Dec. 7: Skills and drills (individual exercises and physically distanced)

Dec. 14: Practices and competitions within teams 

Jan. 11: Competition among teams in geographic area 

Brackett said that geographic area is open to people’s interpretation. 


The board will vote Dec. 8 on whether to approve the MPA’s winter sports guidelines and recommendations. The adoption depends on COVID-19 cases decreasing and Franklin County reverting back to a low-risk green zone.

As long as Franklin County remains a yellow zone, all RSU 9 after-school activities are suspended. If the board approves the MPA guidelines, their decision in September to halt competitive sports due to the coronavirus would be reversed.

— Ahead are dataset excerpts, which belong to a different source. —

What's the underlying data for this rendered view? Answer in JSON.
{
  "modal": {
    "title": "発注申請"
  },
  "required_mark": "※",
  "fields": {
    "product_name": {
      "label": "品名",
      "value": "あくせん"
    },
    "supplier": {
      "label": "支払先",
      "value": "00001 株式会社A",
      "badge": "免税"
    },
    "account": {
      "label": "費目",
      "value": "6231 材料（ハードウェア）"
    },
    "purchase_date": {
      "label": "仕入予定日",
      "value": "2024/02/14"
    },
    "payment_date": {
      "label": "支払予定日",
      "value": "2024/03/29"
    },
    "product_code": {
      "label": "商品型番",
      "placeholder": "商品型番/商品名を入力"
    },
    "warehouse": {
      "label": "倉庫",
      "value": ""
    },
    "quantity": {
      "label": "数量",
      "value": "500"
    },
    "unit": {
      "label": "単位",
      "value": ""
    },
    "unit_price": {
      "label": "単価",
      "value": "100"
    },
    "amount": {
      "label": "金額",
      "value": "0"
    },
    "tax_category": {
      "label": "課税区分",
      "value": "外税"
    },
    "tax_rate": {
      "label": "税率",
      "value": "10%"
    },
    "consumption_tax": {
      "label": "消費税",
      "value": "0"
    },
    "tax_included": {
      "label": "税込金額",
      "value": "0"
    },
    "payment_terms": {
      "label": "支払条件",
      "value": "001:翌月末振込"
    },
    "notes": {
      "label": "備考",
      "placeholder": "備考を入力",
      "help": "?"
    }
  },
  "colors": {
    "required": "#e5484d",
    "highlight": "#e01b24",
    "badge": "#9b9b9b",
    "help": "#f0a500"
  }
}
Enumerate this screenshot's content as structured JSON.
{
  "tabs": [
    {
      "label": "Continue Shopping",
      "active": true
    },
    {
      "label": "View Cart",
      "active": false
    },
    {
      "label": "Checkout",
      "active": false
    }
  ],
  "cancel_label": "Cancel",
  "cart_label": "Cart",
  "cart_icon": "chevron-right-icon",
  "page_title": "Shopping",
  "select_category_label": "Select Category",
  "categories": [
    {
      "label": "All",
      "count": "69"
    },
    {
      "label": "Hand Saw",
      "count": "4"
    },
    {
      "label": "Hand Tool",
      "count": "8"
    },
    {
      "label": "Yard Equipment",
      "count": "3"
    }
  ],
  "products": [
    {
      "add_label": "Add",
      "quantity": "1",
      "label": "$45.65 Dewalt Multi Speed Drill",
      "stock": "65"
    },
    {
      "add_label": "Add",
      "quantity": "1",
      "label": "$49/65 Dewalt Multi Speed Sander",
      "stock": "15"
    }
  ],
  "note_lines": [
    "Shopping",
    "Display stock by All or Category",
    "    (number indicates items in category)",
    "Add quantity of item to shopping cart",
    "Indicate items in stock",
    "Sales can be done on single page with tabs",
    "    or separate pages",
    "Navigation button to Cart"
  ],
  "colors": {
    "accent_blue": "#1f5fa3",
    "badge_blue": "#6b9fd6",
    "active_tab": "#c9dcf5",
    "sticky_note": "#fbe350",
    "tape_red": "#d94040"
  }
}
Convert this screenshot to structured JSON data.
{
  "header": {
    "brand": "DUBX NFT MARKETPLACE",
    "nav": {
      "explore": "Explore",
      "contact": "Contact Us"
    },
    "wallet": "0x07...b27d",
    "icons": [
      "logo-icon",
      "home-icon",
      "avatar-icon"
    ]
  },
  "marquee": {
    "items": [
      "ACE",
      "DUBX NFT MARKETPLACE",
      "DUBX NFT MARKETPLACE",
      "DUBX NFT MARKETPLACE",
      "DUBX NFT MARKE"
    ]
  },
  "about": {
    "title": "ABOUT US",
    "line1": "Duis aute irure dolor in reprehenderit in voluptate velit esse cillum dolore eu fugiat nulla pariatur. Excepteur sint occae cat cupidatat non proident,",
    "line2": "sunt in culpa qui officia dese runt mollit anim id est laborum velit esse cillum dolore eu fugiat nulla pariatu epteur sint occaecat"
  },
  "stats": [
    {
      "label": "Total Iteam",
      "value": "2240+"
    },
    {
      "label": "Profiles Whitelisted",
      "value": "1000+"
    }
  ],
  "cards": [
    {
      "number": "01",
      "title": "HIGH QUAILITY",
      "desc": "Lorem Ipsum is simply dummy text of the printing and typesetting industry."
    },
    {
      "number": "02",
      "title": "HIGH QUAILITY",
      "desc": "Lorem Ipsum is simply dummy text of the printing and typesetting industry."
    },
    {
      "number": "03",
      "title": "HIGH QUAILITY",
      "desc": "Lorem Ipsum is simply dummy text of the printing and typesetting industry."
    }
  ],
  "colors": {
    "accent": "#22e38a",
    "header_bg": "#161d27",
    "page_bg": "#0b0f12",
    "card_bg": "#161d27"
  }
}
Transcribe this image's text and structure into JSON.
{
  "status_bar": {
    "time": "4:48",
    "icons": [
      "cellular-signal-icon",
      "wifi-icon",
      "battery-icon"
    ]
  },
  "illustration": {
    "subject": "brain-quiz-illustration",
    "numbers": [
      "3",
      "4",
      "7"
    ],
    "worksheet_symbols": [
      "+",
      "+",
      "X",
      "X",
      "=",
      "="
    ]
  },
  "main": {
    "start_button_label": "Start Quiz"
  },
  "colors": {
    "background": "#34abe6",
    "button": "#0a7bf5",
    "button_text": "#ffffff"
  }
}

In other business, the board approved an equipment trade proposal from the Foster Career and Technical Education Center (Foster CTE) so updated equipment can be purchased for the forestry program.

A John Deere 4105 tractor, a Fransgard winch, a Junkkari tractor chipper and a Wallenstein BXT4213 chipper will be traded in for $16,500. The money will be applied toward the $24,325 purchase of a Wallenstein log loader.

“This will be a great improvement to some of our equipment,” center Director Melissa Williams said.

Meserve said the remaining $7,825 of the log loader purchase will be covered by the Perkins grant.